Could You Fight Off Serena Williams?
“Dad, do you think — if I had to — I could beat Serena Williams in a fight?”
“No chance. Serena Williams has more testosterone than you do.”
“With those thighs? She’d scissor you to death,” my dad’s girlfriend added.
To be clear: I do not wish to fight Serena Williams. She is a post-racial ambassador for the game who transcended it. An inspiration to daughters, mothers, and grandmothers everywhere. I grew misty-eyed when she countered her sister Venus in the 2002 French Open finals.
But suppose the 27-time Grand Slam titlist was overtaken by a seething fit of rage. Could you fend her off?
On a tennis court, no. Her forehand is the stuff of legend. Serena’s serve clocks up to 129 MPH and fells All-American defensive linemen. Serena’s ground-game would prove formidable. Her aforementioned thunder thighs would suffocate me instantly.

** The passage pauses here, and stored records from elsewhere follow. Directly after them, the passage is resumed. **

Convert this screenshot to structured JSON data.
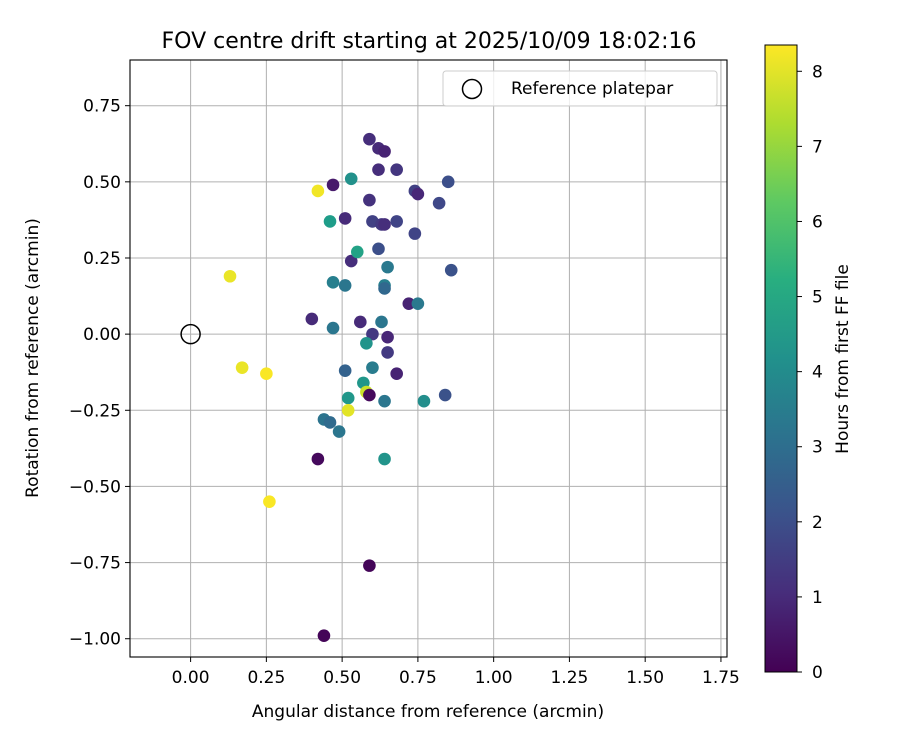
{
  "chart_data": {
    "type": "scatter",
    "title": "FOV centre drift starting at 2025/10/09 18:02:16",
    "xlabel": "Angular distance from reference (arcmin)",
    "ylabel": "Rotation from reference (arcmin)",
    "xlim": [
      -0.2,
      1.77
    ],
    "ylim": [
      -1.06,
      0.9
    ],
    "x_ticks": [
      0.0,
      0.25,
      0.5,
      0.75,
      1.0,
      1.25,
      1.5,
      1.75
    ],
    "x_tick_labels": [
      "0.00",
      "0.25",
      "0.50",
      "0.75",
      "1.00",
      "1.25",
      "1.50",
      "1.75"
    ],
    "y_ticks": [
      -1.0,
      -0.75,
      -0.5,
      -0.25,
      0.0,
      0.25,
      0.5,
      0.75
    ],
    "y_tick_labels": [
      "−1.00",
      "−0.75",
      "−0.50",
      "−0.25",
      "0.00",
      "0.25",
      "0.50",
      "0.75"
    ],
    "grid": true,
    "legend": {
      "position": "top-right",
      "entries": [
        "Reference platepar"
      ]
    },
    "reference_point": {
      "x": 0.0,
      "y": 0.0,
      "label": "Reference platepar"
    },
    "colorbar": {
      "label": "Hours from first FF file",
      "range": [
        0,
        8.35
      ],
      "ticks": [
        0,
        1,
        2,
        3,
        4,
        5,
        6,
        7,
        8
      ],
      "tick_labels": [
        "0",
        "1",
        "2",
        "3",
        "4",
        "5",
        "6",
        "7",
        "8"
      ],
      "colormap": "viridis"
    },
    "points": [
      {
        "x": 0.44,
        "y": -0.99,
        "c": 0.1
      },
      {
        "x": 0.59,
        "y": -0.76,
        "c": 0.1
      },
      {
        "x": 0.42,
        "y": -0.41,
        "c": 0.2
      },
      {
        "x": 0.47,
        "y": 0.49,
        "c": 0.6
      },
      {
        "x": 0.4,
        "y": 0.05,
        "c": 1.0
      },
      {
        "x": 0.59,
        "y": 0.64,
        "c": 1.1
      },
      {
        "x": 0.62,
        "y": 0.61,
        "c": 1.0
      },
      {
        "x": 0.64,
        "y": 0.6,
        "c": 0.8
      },
      {
        "x": 0.62,
        "y": 0.54,
        "c": 1.1
      },
      {
        "x": 0.68,
        "y": 0.54,
        "c": 1.3
      },
      {
        "x": 0.59,
        "y": 0.44,
        "c": 1.2
      },
      {
        "x": 0.74,
        "y": 0.47,
        "c": 1.6
      },
      {
        "x": 0.75,
        "y": 0.46,
        "c": 0.9
      },
      {
        "x": 0.85,
        "y": 0.5,
        "c": 2.0
      },
      {
        "x": 0.82,
        "y": 0.43,
        "c": 1.8
      },
      {
        "x": 0.51,
        "y": 0.38,
        "c": 1.0
      },
      {
        "x": 0.6,
        "y": 0.37,
        "c": 1.6
      },
      {
        "x": 0.63,
        "y": 0.36,
        "c": 1.4
      },
      {
        "x": 0.64,
        "y": 0.36,
        "c": 1.1
      },
      {
        "x": 0.68,
        "y": 0.37,
        "c": 1.7
      },
      {
        "x": 0.74,
        "y": 0.33,
        "c": 1.7
      },
      {
        "x": 0.62,
        "y": 0.28,
        "c": 2.0
      },
      {
        "x": 0.53,
        "y": 0.24,
        "c": 1.1
      },
      {
        "x": 0.65,
        "y": 0.22,
        "c": 3.4
      },
      {
        "x": 0.86,
        "y": 0.21,
        "c": 2.1
      },
      {
        "x": 0.47,
        "y": 0.17,
        "c": 3.6
      },
      {
        "x": 0.51,
        "y": 0.16,
        "c": 3.3
      },
      {
        "x": 0.64,
        "y": 0.16,
        "c": 3.6
      },
      {
        "x": 0.64,
        "y": 0.15,
        "c": 2.8
      },
      {
        "x": 0.72,
        "y": 0.1,
        "c": 0.8
      },
      {
        "x": 0.75,
        "y": 0.1,
        "c": 3.4
      },
      {
        "x": 0.56,
        "y": 0.04,
        "c": 1.0
      },
      {
        "x": 0.63,
        "y": 0.04,
        "c": 3.3
      },
      {
        "x": 0.47,
        "y": 0.02,
        "c": 3.3
      },
      {
        "x": 0.6,
        "y": 0.0,
        "c": 1.4
      },
      {
        "x": 0.65,
        "y": -0.01,
        "c": 0.9
      },
      {
        "x": 0.58,
        "y": -0.03,
        "c": 4.3
      },
      {
        "x": 0.65,
        "y": -0.06,
        "c": 1.4
      },
      {
        "x": 0.51,
        "y": -0.12,
        "c": 2.6
      },
      {
        "x": 0.6,
        "y": -0.11,
        "c": 3.5
      },
      {
        "x": 0.68,
        "y": -0.13,
        "c": 0.8
      },
      {
        "x": 0.57,
        "y": -0.16,
        "c": 4.4
      },
      {
        "x": 0.58,
        "y": -0.19,
        "c": 7.7
      },
      {
        "x": 0.59,
        "y": -0.2,
        "c": 0.2
      },
      {
        "x": 0.52,
        "y": -0.21,
        "c": 4.4
      },
      {
        "x": 0.64,
        "y": -0.22,
        "c": 3.3
      },
      {
        "x": 0.77,
        "y": -0.22,
        "c": 4.1
      },
      {
        "x": 0.84,
        "y": -0.2,
        "c": 2.1
      },
      {
        "x": 0.44,
        "y": -0.28,
        "c": 3.2
      },
      {
        "x": 0.46,
        "y": -0.29,
        "c": 2.9
      },
      {
        "x": 0.49,
        "y": -0.32,
        "c": 3.3
      },
      {
        "x": 0.64,
        "y": -0.41,
        "c": 4.3
      },
      {
        "x": 0.55,
        "y": 0.27,
        "c": 4.8
      },
      {
        "x": 0.46,
        "y": 0.37,
        "c": 4.6
      },
      {
        "x": 0.53,
        "y": 0.51,
        "c": 4.2
      },
      {
        "x": 0.42,
        "y": 0.47,
        "c": 8.2
      },
      {
        "x": 0.13,
        "y": 0.19,
        "c": 8.1
      },
      {
        "x": 0.17,
        "y": -0.11,
        "c": 8.1
      },
      {
        "x": 0.25,
        "y": -0.13,
        "c": 8.3
      },
      {
        "x": 0.52,
        "y": -0.25,
        "c": 8.0
      },
      {
        "x": 0.26,
        "y": -0.55,
        "c": 8.3
      }
    ]
  }
}
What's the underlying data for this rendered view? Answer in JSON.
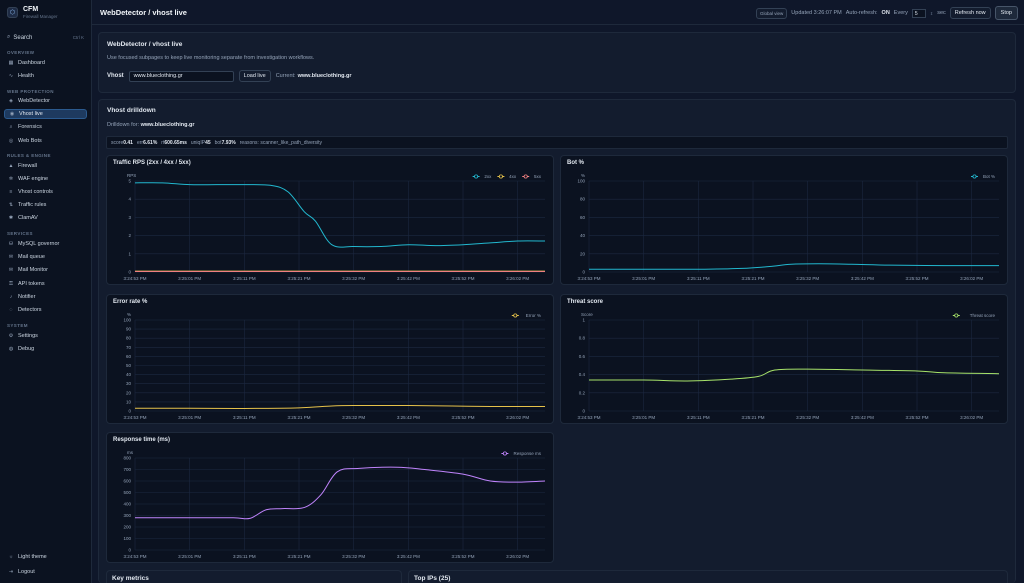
{
  "brand": {
    "name": "CFM",
    "subtitle": "Firewall Manager"
  },
  "search": {
    "label": "Search",
    "shortcut": "Ctrl K"
  },
  "sidebar": {
    "overview": {
      "title": "OVERVIEW",
      "items": [
        {
          "label": "Dashboard",
          "icon": "dashboard-icon"
        },
        {
          "label": "Health",
          "icon": "pulse-icon"
        }
      ]
    },
    "web_protection": {
      "title": "WEB PROTECTION",
      "items": [
        {
          "label": "WebDetector",
          "icon": "shield-icon"
        },
        {
          "label": "Vhost live",
          "icon": "globe-icon"
        },
        {
          "label": "Forensics",
          "icon": "search-icon"
        },
        {
          "label": "Web Bots",
          "icon": "bot-icon"
        }
      ]
    },
    "rules_engine": {
      "title": "RULES & ENGINE",
      "items": [
        {
          "label": "Firewall",
          "icon": "fire-icon"
        },
        {
          "label": "WAF engine",
          "icon": "gear-icon"
        },
        {
          "label": "Vhost controls",
          "icon": "sliders-icon"
        },
        {
          "label": "Traffic rules",
          "icon": "filter-icon"
        },
        {
          "label": "ClamAV",
          "icon": "bug-icon"
        }
      ]
    },
    "services": {
      "title": "SERVICES",
      "items": [
        {
          "label": "MySQL governor",
          "icon": "database-icon"
        },
        {
          "label": "Mail queue",
          "icon": "mail-icon"
        },
        {
          "label": "Mail Monitor",
          "icon": "mail-monitor-icon"
        },
        {
          "label": "API tokens",
          "icon": "key-icon"
        },
        {
          "label": "Notifier",
          "icon": "bell-icon"
        },
        {
          "label": "Detectors",
          "icon": "radar-icon"
        }
      ]
    },
    "system": {
      "title": "SYSTEM",
      "items": [
        {
          "label": "Settings",
          "icon": "settings-icon"
        },
        {
          "label": "Debug",
          "icon": "debug-icon"
        }
      ]
    },
    "light_theme": "Light theme",
    "logout": "Logout"
  },
  "header": {
    "title": "WebDetector / vhost live",
    "global_view": "Global view",
    "updated": "Updated 3:26:07 PM",
    "auto_refresh_label": "Auto-refresh:",
    "auto_refresh_state": "ON",
    "every_label": "Every",
    "every_value": "5",
    "sec_label": "sec",
    "refresh_button": "Refresh now",
    "stop_button": "Stop"
  },
  "intro": {
    "title": "WebDetector / vhost live",
    "description": "Use focused subpages to keep live monitoring separate from investigation workflows.",
    "vhost_label": "Vhost",
    "vhost_value": "www.blueclothing.gr",
    "load_button": "Load live",
    "current_label": "Current:",
    "current_value": "www.blueclothing.gr"
  },
  "drilldown": {
    "title": "Vhost drilldown",
    "drilldown_label": "Drilldown for:",
    "drilldown_value": "www.blueclothing.gr",
    "stats": [
      {
        "label": "score",
        "value": "0.41"
      },
      {
        "label": "err",
        "value": "6.61%"
      },
      {
        "label": "rt",
        "value": "600.65ms"
      },
      {
        "label": "uniqIP",
        "value": "45"
      },
      {
        "label": "bot",
        "value": "7.93%"
      }
    ],
    "reasons": "reasons: scanner_like_path_diversity"
  },
  "bottom": {
    "key_metrics": "Key metrics",
    "top_ips": "Top IPs (25)"
  },
  "colors": {
    "bg": "#0f172a",
    "panel": "#131c2e",
    "accent": "#2b5a8f",
    "cyan": "#22b8cf",
    "yellow": "#e6c24a",
    "red": "#f08080",
    "green": "#a7e36a",
    "purple": "#c084fc"
  },
  "chart_data": [
    {
      "type": "line",
      "title": "Traffic RPS (2xx / 4xx / 5xx)",
      "ylabel": "RPS",
      "ylim": [
        0,
        5
      ],
      "yticks": [
        0,
        1,
        2,
        3,
        4,
        5
      ],
      "x": [
        "3:24:53 PM",
        "3:25:01 PM",
        "3:25:11 PM",
        "3:25:21 PM",
        "3:25:32 PM",
        "3:25:42 PM",
        "3:25:52 PM",
        "3:26:02 PM"
      ],
      "series": [
        {
          "name": "2xx",
          "color": "#22b8cf",
          "points": [
            [
              0,
              4.9
            ],
            [
              0.5,
              4.9
            ],
            [
              1,
              4.8
            ],
            [
              1.5,
              4.8
            ],
            [
              2,
              4.8
            ],
            [
              2.5,
              4.75
            ],
            [
              2.8,
              4.4
            ],
            [
              3.1,
              3.3
            ],
            [
              3.3,
              2.8
            ],
            [
              3.6,
              1.5
            ],
            [
              4,
              1.4
            ],
            [
              4.5,
              1.4
            ],
            [
              5,
              1.5
            ],
            [
              5.5,
              1.45
            ],
            [
              6,
              1.5
            ],
            [
              6.5,
              1.6
            ],
            [
              7,
              1.7
            ],
            [
              7.5,
              1.7
            ]
          ]
        },
        {
          "name": "4xx",
          "color": "#e6c24a",
          "points": [
            [
              0,
              0.05
            ],
            [
              7.5,
              0.05
            ]
          ]
        },
        {
          "name": "5xx",
          "color": "#f08080",
          "points": [
            [
              0,
              0.03
            ],
            [
              7.5,
              0.03
            ]
          ]
        }
      ]
    },
    {
      "type": "line",
      "title": "Bot %",
      "ylabel": "%",
      "ylim": [
        0,
        100
      ],
      "yticks": [
        0,
        20,
        40,
        60,
        80,
        100
      ],
      "x": [
        "3:24:53 PM",
        "3:25:01 PM",
        "3:25:11 PM",
        "3:25:21 PM",
        "3:25:32 PM",
        "3:25:42 PM",
        "3:25:52 PM",
        "3:26:02 PM"
      ],
      "series": [
        {
          "name": "Bot %",
          "color": "#22b8cf",
          "points": [
            [
              0,
              3
            ],
            [
              1,
              3
            ],
            [
              2,
              3
            ],
            [
              2.8,
              4
            ],
            [
              3.3,
              6
            ],
            [
              3.7,
              8.5
            ],
            [
              4.2,
              9
            ],
            [
              4.8,
              8.5
            ],
            [
              5.5,
              7.5
            ],
            [
              6.5,
              7
            ],
            [
              7.5,
              7
            ]
          ]
        }
      ]
    },
    {
      "type": "line",
      "title": "Error rate %",
      "ylabel": "%",
      "ylim": [
        0,
        100
      ],
      "yticks": [
        0,
        10,
        20,
        30,
        40,
        50,
        60,
        70,
        80,
        90,
        100
      ],
      "x": [
        "3:24:53 PM",
        "3:25:01 PM",
        "3:25:11 PM",
        "3:25:21 PM",
        "3:25:32 PM",
        "3:25:42 PM",
        "3:25:52 PM",
        "3:26:02 PM"
      ],
      "series": [
        {
          "name": "Error %",
          "color": "#e6c24a",
          "points": [
            [
              0,
              3
            ],
            [
              1,
              3
            ],
            [
              2,
              2.8
            ],
            [
              3,
              3.5
            ],
            [
              3.6,
              5.5
            ],
            [
              4,
              6
            ],
            [
              5,
              6
            ],
            [
              5.8,
              5.5
            ],
            [
              6.5,
              5
            ],
            [
              7.5,
              5
            ]
          ]
        }
      ]
    },
    {
      "type": "line",
      "title": "Threat score",
      "ylabel": "Score",
      "ylim": [
        0,
        1
      ],
      "yticks": [
        0,
        0.2,
        0.4,
        0.6,
        0.8,
        1
      ],
      "x": [
        "3:24:53 PM",
        "3:25:01 PM",
        "3:25:11 PM",
        "3:25:21 PM",
        "3:25:32 PM",
        "3:25:42 PM",
        "3:25:52 PM",
        "3:26:02 PM"
      ],
      "series": [
        {
          "name": "Threat score",
          "color": "#a7e36a",
          "points": [
            [
              0,
              0.34
            ],
            [
              1,
              0.34
            ],
            [
              1.8,
              0.33
            ],
            [
              2.6,
              0.35
            ],
            [
              3.1,
              0.38
            ],
            [
              3.4,
              0.45
            ],
            [
              4,
              0.46
            ],
            [
              5,
              0.45
            ],
            [
              6,
              0.44
            ],
            [
              6.5,
              0.42
            ],
            [
              7.5,
              0.41
            ]
          ]
        }
      ]
    },
    {
      "type": "line",
      "title": "Response time (ms)",
      "ylabel": "ms",
      "ylim": [
        0,
        800
      ],
      "yticks": [
        0,
        100,
        200,
        300,
        400,
        500,
        600,
        700,
        800
      ],
      "x": [
        "3:24:53 PM",
        "3:25:01 PM",
        "3:25:11 PM",
        "3:25:21 PM",
        "3:25:32 PM",
        "3:25:42 PM",
        "3:25:52 PM",
        "3:26:02 PM"
      ],
      "series": [
        {
          "name": "Response ms",
          "color": "#c084fc",
          "points": [
            [
              0,
              280
            ],
            [
              1,
              280
            ],
            [
              1.8,
              280
            ],
            [
              2.1,
              275
            ],
            [
              2.4,
              350
            ],
            [
              2.7,
              360
            ],
            [
              3.1,
              370
            ],
            [
              3.4,
              480
            ],
            [
              3.7,
              680
            ],
            [
              4.1,
              710
            ],
            [
              4.8,
              720
            ],
            [
              5.3,
              700
            ],
            [
              6,
              660
            ],
            [
              6.5,
              600
            ],
            [
              7,
              590
            ],
            [
              7.5,
              600
            ]
          ]
        }
      ]
    }
  ]
}
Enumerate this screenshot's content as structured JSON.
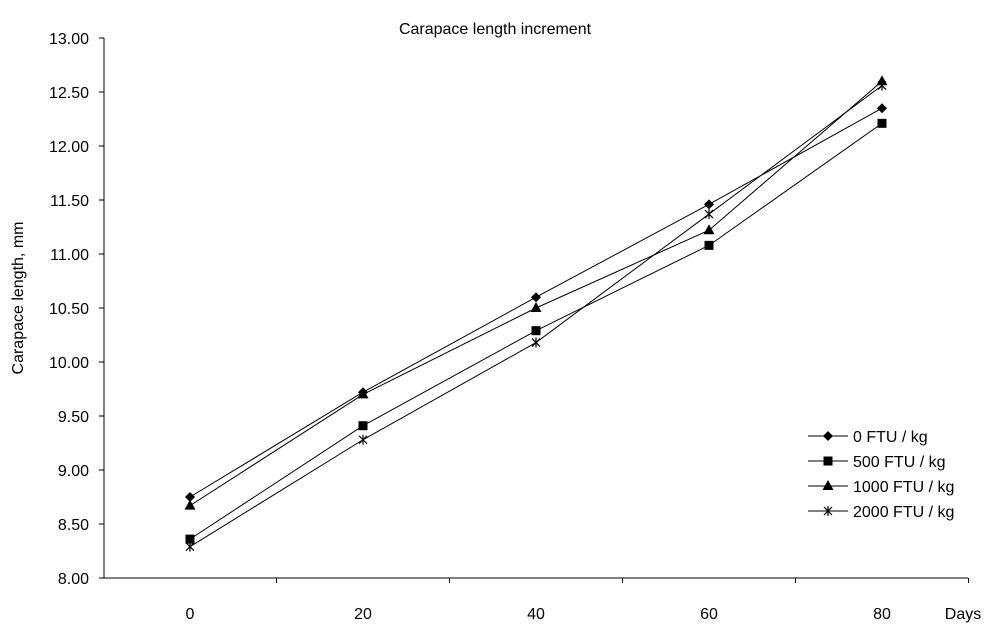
{
  "chart_data": {
    "type": "line",
    "title": "Carapace length increment",
    "xlabel": "Days",
    "ylabel": "Carapace length, mm",
    "x": [
      0,
      20,
      40,
      60,
      80
    ],
    "x_tick_labels": [
      "0",
      "20",
      "40",
      "60",
      "80"
    ],
    "ylim": [
      8.0,
      13.0
    ],
    "y_ticks": [
      8.0,
      8.5,
      9.0,
      9.5,
      10.0,
      10.5,
      11.0,
      11.5,
      12.0,
      12.5,
      13.0
    ],
    "y_tick_labels": [
      "8.00",
      "8.50",
      "9.00",
      "9.50",
      "10.00",
      "10.50",
      "11.00",
      "11.50",
      "12.00",
      "12.50",
      "13.00"
    ],
    "grid": false,
    "legend_position": "bottom-right",
    "series": [
      {
        "name": "0 FTU / kg",
        "marker": "diamond",
        "values": [
          8.75,
          9.72,
          10.6,
          11.46,
          12.35
        ]
      },
      {
        "name": "500 FTU / kg",
        "marker": "square",
        "values": [
          8.36,
          9.41,
          10.29,
          11.08,
          12.21
        ]
      },
      {
        "name": "1000 FTU / kg",
        "marker": "triangle",
        "values": [
          8.67,
          9.7,
          10.5,
          11.22,
          12.6
        ]
      },
      {
        "name": "2000 FTU / kg",
        "marker": "star",
        "values": [
          8.29,
          9.28,
          10.18,
          11.37,
          12.56
        ]
      }
    ],
    "colors": {
      "line": "#000000",
      "background": "#ffffff"
    }
  }
}
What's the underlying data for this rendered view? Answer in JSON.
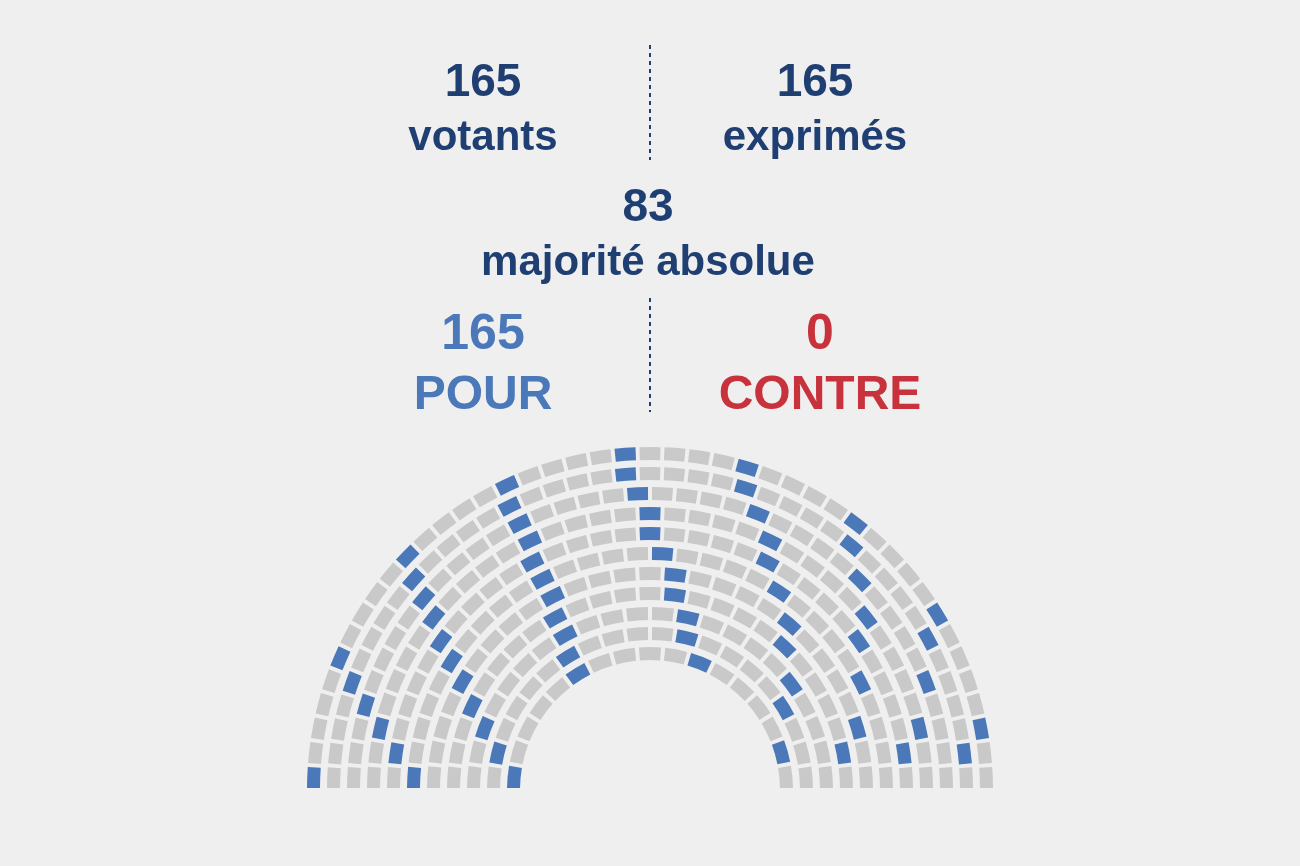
{
  "chart_data": {
    "type": "other",
    "categories": [
      "votants",
      "exprimés",
      "majorité absolue",
      "POUR",
      "CONTRE"
    ],
    "values": [
      165,
      165,
      83,
      165,
      0
    ],
    "colors": [
      "#1f3f73",
      "#1f3f73",
      "#1f3f73",
      "#4a78b8",
      "#c8323c"
    ],
    "data_labels": true
  }
}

I’m a bro in my mid-twenties. I endured years of rough-and-tumble fights with my brother until my innovation of the head-butt ushered in a Pax Fraternus. I run every-day and bench every other. Nonetheless, Madden is the closest I’ve come to a tackle in the last three months. I lack any martial arts training but for Intro to Karate my Senior year of college (I passed).